Edge then goes onto talking about the world map and all the different areas and mini games you can find as well as the new enemies powers and allies which brings them to the conclusion that the any surprises in the game are in its content and not in its form. Where as Games talks about the controller integration and how the tablet is useless in the single player (which Edge similarly states later on in their article). The tablet shows its stuff in the challenge modes and they cover some of the new assist additions that have different powers to help the player progress by lighting dark areas etc. they are useful but you can beat the stage without them. Both magazines talked about the new assist characters and their ability but Games was the only one that told you how to find them and that they were not necessary to complete the stages this feels to me more like a tip from someone who has plaid the game than just a statement of the facts about the new additions.

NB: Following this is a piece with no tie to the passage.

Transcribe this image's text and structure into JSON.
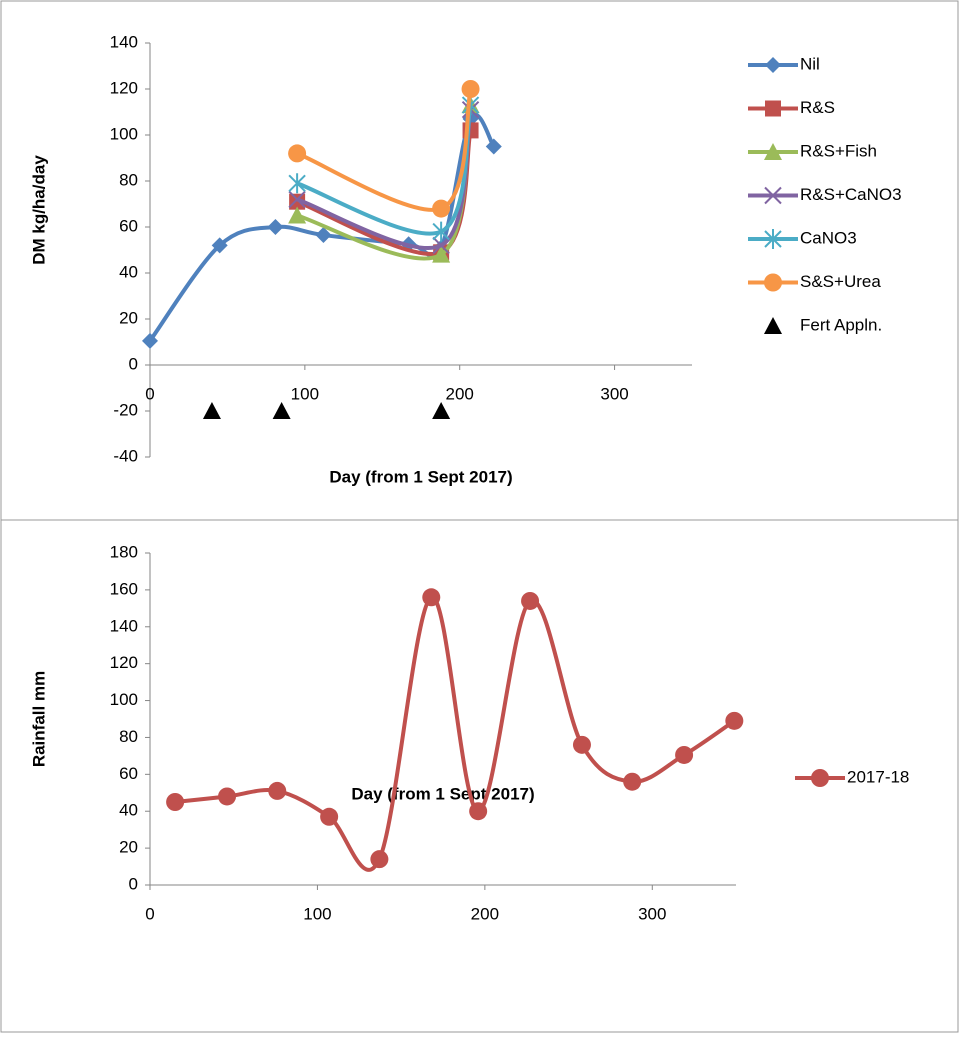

By the end of the Reviews both magazines give the game an 8 but Edges score is not very clear its just an 8 in a black box next to the text I had to flick through the magazine to check the other articles to make sure it was the score. Where as Games gives a very clear 8/10 with Verdict written next to it in block capitals. This gives me the impression that the scores in Edge are more like after thoughts and that the audience they are writing for is more interested in the articles contents than a number on a page.

Games Score System:


Edge Score System:



Besides previews and reviews the two magazines cover a verity of topics to do with the gaming industry Games discusses what the big companies are doing from new hardware to financial problems as well as having a section to talk about retro games. Edge on the other hand focuses more on the gaming industry as a whole talking about the percentage of females represented in the gaming industry and has interviews with designers which brings me to the audience I think Games is aimed at people who are interested in knowing how the game plays what the mood is going to be like and weather they should buy it so more towards people who play games and like to see a quick and clear score telling them how good a rating it has revived. While edge is set out much more like a book would be and is far more about the technical sides of things, than the review scores, aiming at a audience who are more interested in what’s going on in the gaming industry than what games they can buy.